Additional Information

Composition
Hydrous calcium aluminum silicate
In Group
Silicates; Tectosilicates; Zeolite Group
Striking Features
Crystal habits and environment
Environment
In cavities of volcanic basalt; rarely in granites and gneiss.
Rock Type
Igneous

Uses

Scolecite specimens are of interest to collectors, especially those specializing in zeolite minerals.

Noteworthy Localities

India is the most important producer of Scolecite, where excellent specimens are found in the basalts of the Deccan Traps in the state of Maharashtra. The districts that have produced excellent Scolecite include Nasik, Pune (Poona), Ahmadnagar, Jalgaon, and Mumbai. A recent outstanding find of large radiating clusters associated with Stilbite is Rankhamb, Maharashtra, India.

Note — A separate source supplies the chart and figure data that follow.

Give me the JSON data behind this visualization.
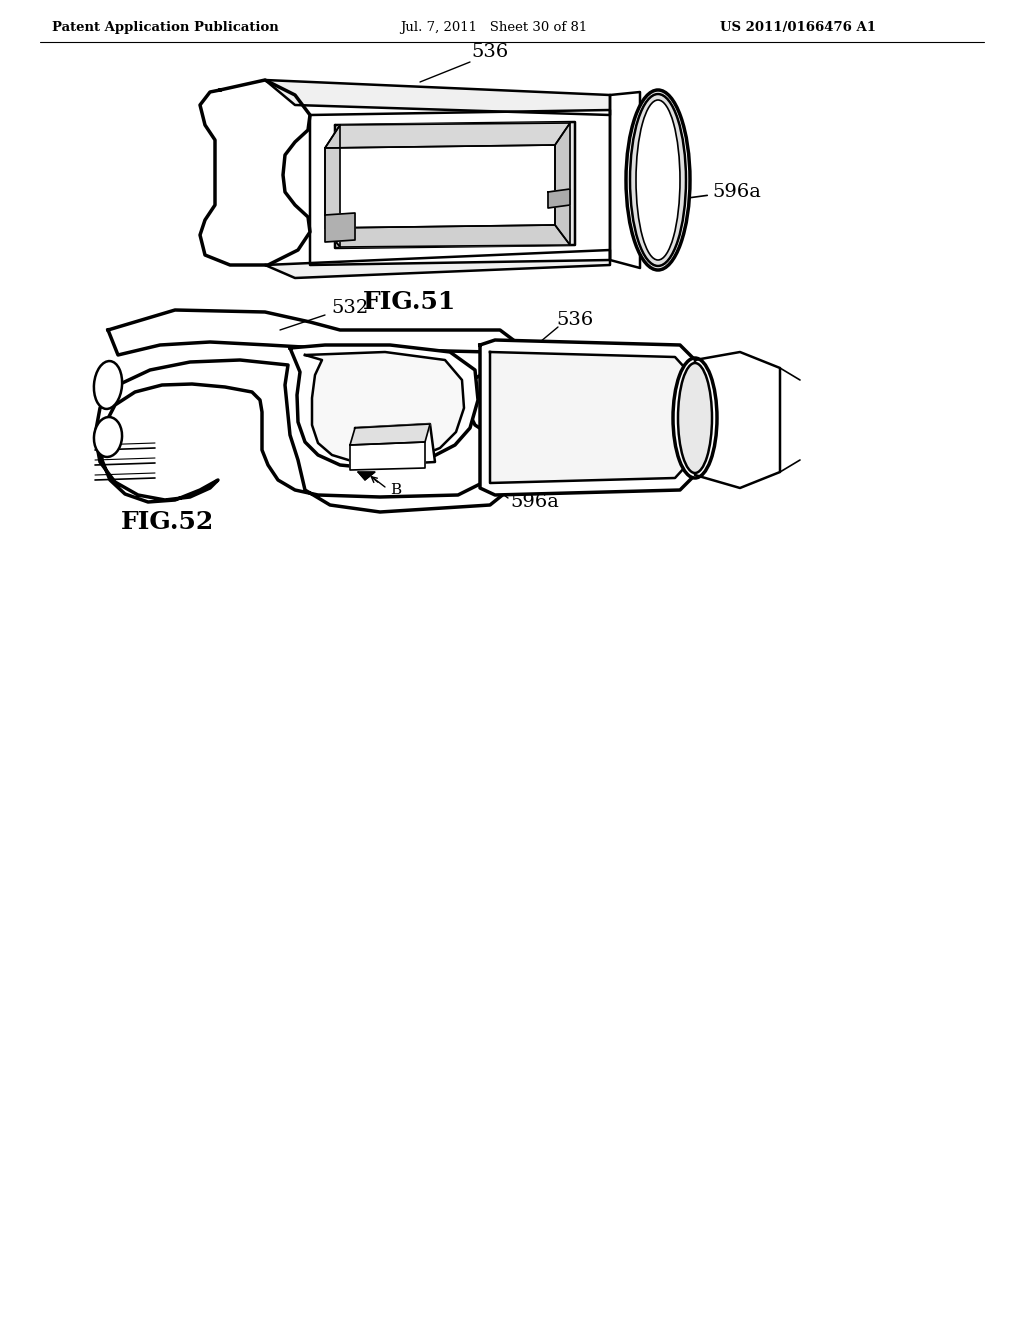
{
  "bg_color": "#ffffff",
  "line_color": "#000000",
  "header_left": "Patent Application Publication",
  "header_mid": "Jul. 7, 2011   Sheet 30 of 81",
  "header_right": "US 2011/0166476 A1",
  "fig51_label": "FIG.51",
  "fig52_label": "FIG.52",
  "label_536_fig51": "536",
  "label_596a_fig51": "596a",
  "label_532_fig52": "532",
  "label_536_fig52": "536",
  "label_596a_fig52": "596a",
  "label_B_fig52": "B",
  "header_fontsize": 9.5,
  "fig_label_fontsize": 18,
  "annotation_fontsize": 14
}
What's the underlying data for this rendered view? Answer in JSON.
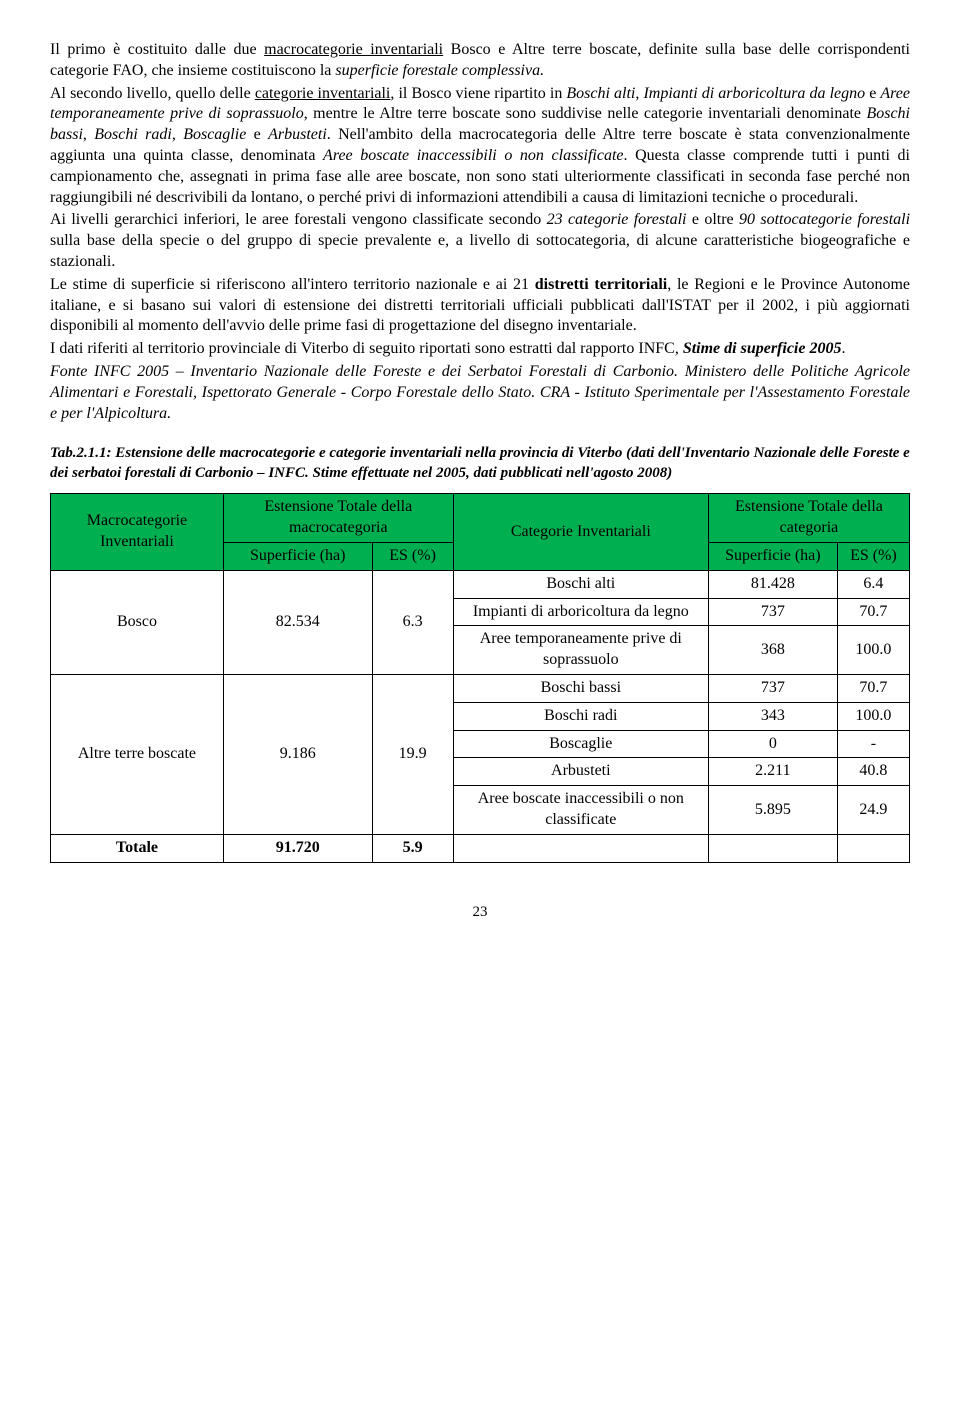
{
  "para1_a": "Il primo è costituito dalle due ",
  "para1_u1": "macrocategorie inventariali",
  "para1_b": " Bosco e Altre terre boscate, definite sulla base delle corrispondenti categorie FAO, che insieme costituiscono la ",
  "para1_i1": "superficie forestale complessiva.",
  "para2_a": "Al secondo livello, quello delle ",
  "para2_u1": "categorie inventariali",
  "para2_b": ", il Bosco viene ripartito in ",
  "para2_i1": "Boschi alti",
  "para2_c": ", ",
  "para2_i2": "Impianti di arboricoltura da legno",
  "para2_d": " e ",
  "para2_i3": "Aree temporaneamente prive di soprassuolo",
  "para2_e": ", mentre le Altre terre boscate sono suddivise nelle categorie inventariali denominate ",
  "para2_i4": "Boschi bassi",
  "para2_f": ", ",
  "para2_i5": "Boschi radi",
  "para2_g": ", ",
  "para2_i6": "Boscaglie",
  "para2_h": " e ",
  "para2_i7": "Arbusteti",
  "para2_j": ". Nell'ambito della macrocategoria delle Altre terre boscate è stata convenzionalmente aggiunta una quinta classe, denominata ",
  "para2_i8": "Aree boscate inaccessibili o non classificate",
  "para2_k": ". Questa classe comprende tutti i punti di campionamento che, assegnati in prima fase alle aree boscate, non sono stati ulteriormente classificati in seconda fase perché non raggiungibili né descrivibili da lontano, o perché privi di informazioni attendibili a causa di limitazioni tecniche o procedurali.",
  "para3_a": "Ai livelli gerarchici inferiori, le aree forestali vengono classificate secondo ",
  "para3_i1": "23 categorie forestali",
  "para3_b": " e oltre ",
  "para3_i2": "90 sottocategorie forestali",
  "para3_c": " sulla base della specie o del gruppo di specie prevalente e, a livello di sottocategoria, di alcune caratteristiche biogeografiche e stazionali.",
  "para4_a": "Le stime di superficie si riferiscono all'intero territorio nazionale e ai 21 ",
  "para4_b1": "distretti territoriali",
  "para4_b": ", le Regioni e le Province Autonome italiane, e si basano sui valori di estensione dei distretti territoriali ufficiali pubblicati dall'ISTAT per il 2002, i più aggiornati disponibili al momento dell'avvio delle prime fasi di progettazione del disegno inventariale.",
  "para5_a": "I dati riferiti al territorio provinciale di Viterbo di seguito riportati sono estratti dal rapporto INFC, ",
  "para5_i1": "Stime di superficie 2005",
  "para5_b": ".",
  "para6": "Fonte INFC 2005 – Inventario Nazionale delle Foreste e dei Serbatoi Forestali di Carbonio. Ministero delle Politiche Agricole Alimentari e Forestali, Ispettorato Generale - Corpo Forestale dello Stato. CRA - Istituto Sperimentale per l'Assestamento Forestale e per l'Alpicoltura.",
  "caption": "Tab.2.1.1: Estensione delle macrocategorie e categorie inventariali nella provincia di Viterbo (dati dell'Inventario Nazionale delle Foreste e dei serbatoi forestali di Carbonio – INFC. Stime effettuate nel 2005, dati pubblicati nell'agosto 2008)",
  "table": {
    "header_bg": "#00b050",
    "h1": "Macrocategorie Inventariali",
    "h2": "Estensione Totale della macrocategoria",
    "h3": "Categorie Inventariali",
    "h4": "Estensione Totale della categoria",
    "sh_sup": "Superficie (ha)",
    "sh_es": "ES (%)",
    "rows": {
      "bosco_label": "Bosco",
      "bosco_sup": "82.534",
      "bosco_es": "6.3",
      "c_boschi_alti": "Boschi alti",
      "c_boschi_alti_sup": "81.428",
      "c_boschi_alti_es": "6.4",
      "c_impianti": "Impianti di arboricoltura da legno",
      "c_impianti_sup": "737",
      "c_impianti_es": "70.7",
      "c_aree_temp": "Aree temporaneamente prive di soprassuolo",
      "c_aree_temp_sup": "368",
      "c_aree_temp_es": "100.0",
      "altre_label": "Altre terre boscate",
      "altre_sup": "9.186",
      "altre_es": "19.9",
      "c_boschi_bassi": "Boschi bassi",
      "c_boschi_bassi_sup": "737",
      "c_boschi_bassi_es": "70.7",
      "c_boschi_radi": "Boschi radi",
      "c_boschi_radi_sup": "343",
      "c_boschi_radi_es": "100.0",
      "c_boscaglie": "Boscaglie",
      "c_boscaglie_sup": "0",
      "c_boscaglie_es": "-",
      "c_arbusteti": "Arbusteti",
      "c_arbusteti_sup": "2.211",
      "c_arbusteti_es": "40.8",
      "c_aree_inacc": "Aree boscate inaccessibili o non classificate",
      "c_aree_inacc_sup": "5.895",
      "c_aree_inacc_es": "24.9",
      "totale_label": "Totale",
      "totale_sup": "91.720",
      "totale_es": "5.9"
    }
  },
  "page_num": "23"
}
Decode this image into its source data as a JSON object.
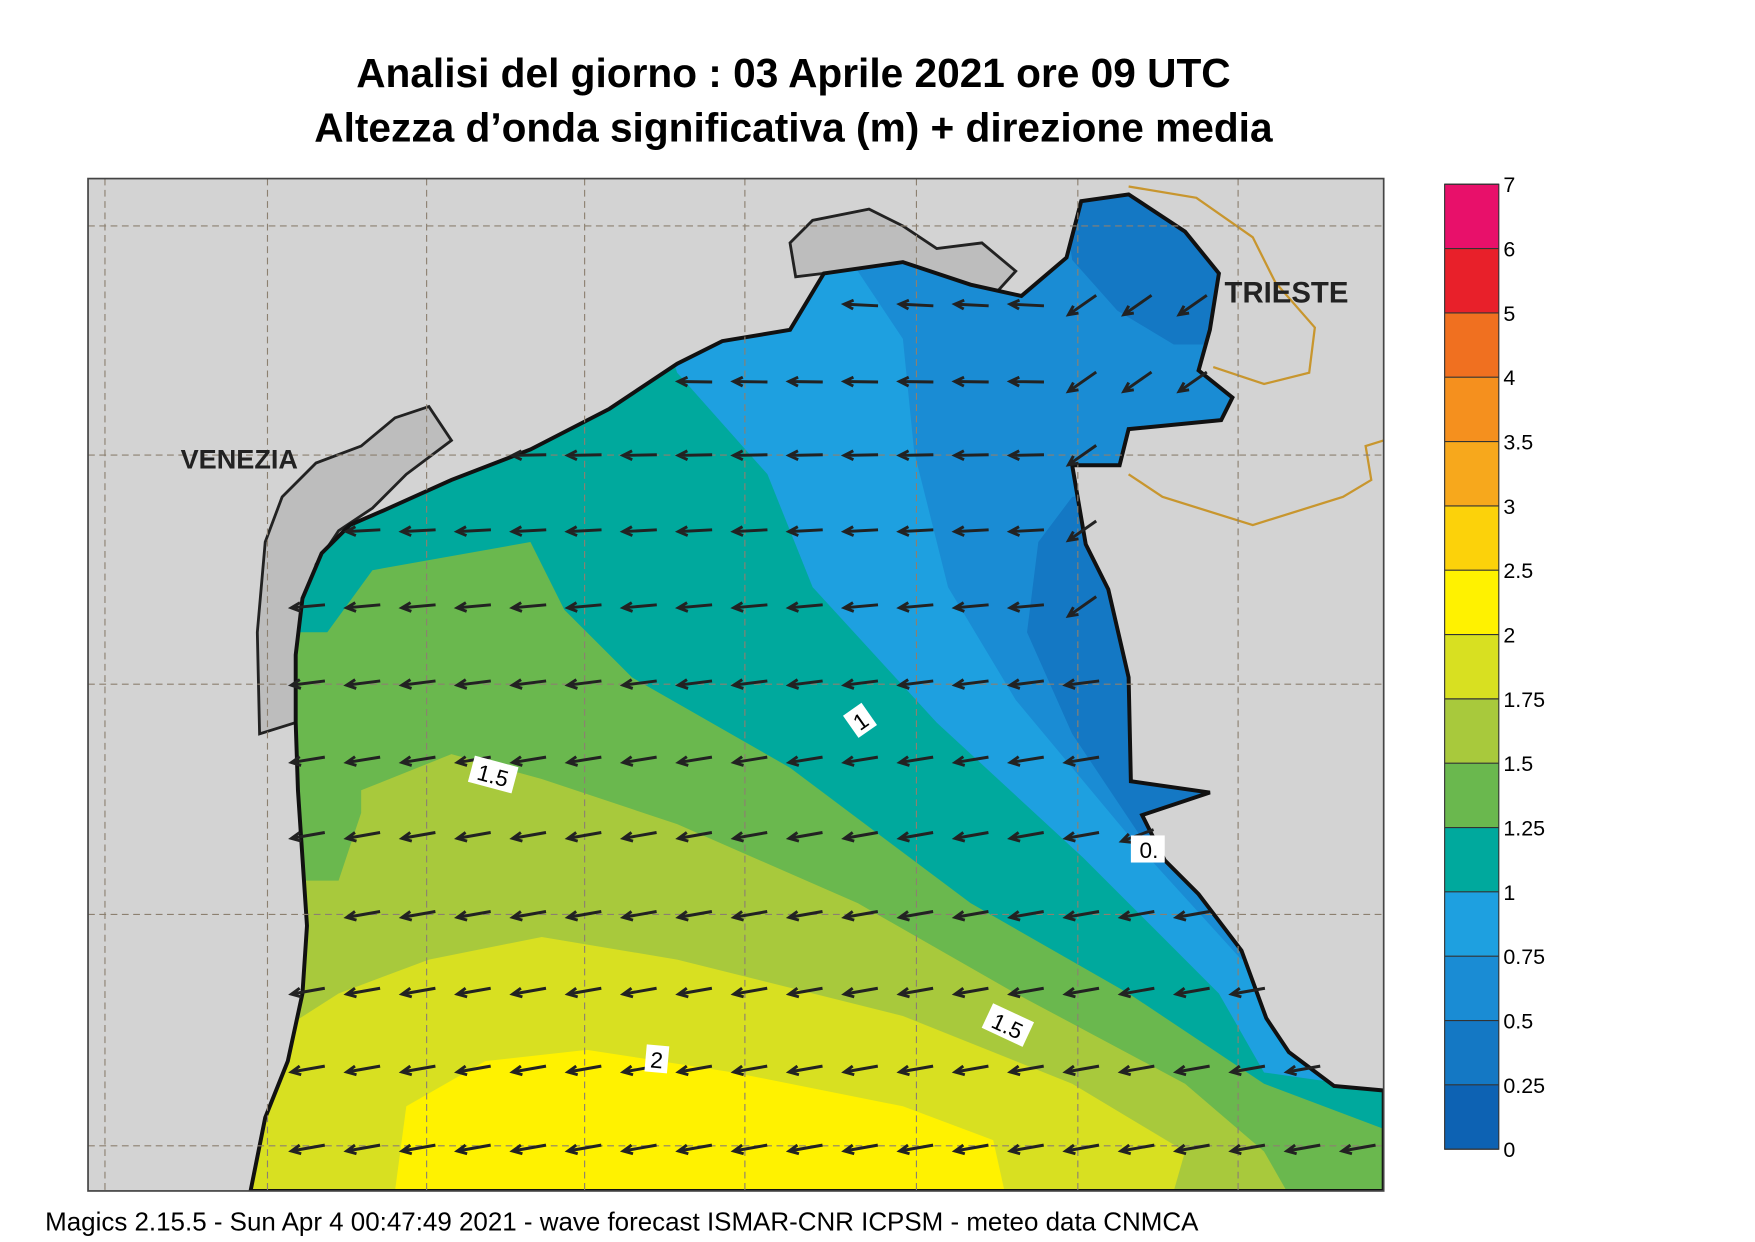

Other worldwide localities include the Das Antas tunnel, Veranópolis, Rio Grande Do Sul, Brazil; Teigarhorn, Berufjördur, Iceland; Arvigo, Grisons, Switzerland; and several deposits in the Ossola Valley, Piedmont, Italy. In the U.S., Scolecite come from Elk Mountain, northeast of Pigeon Springs, Cowlitz Co., Washington.

Common Mineral Associations

Heulandite, Stilbite, Apophyllite, Calcite, Celadonite, Epidote

Distingushing Similar Minerals

Scolecite can be very difficult to distinguish from Natrolite.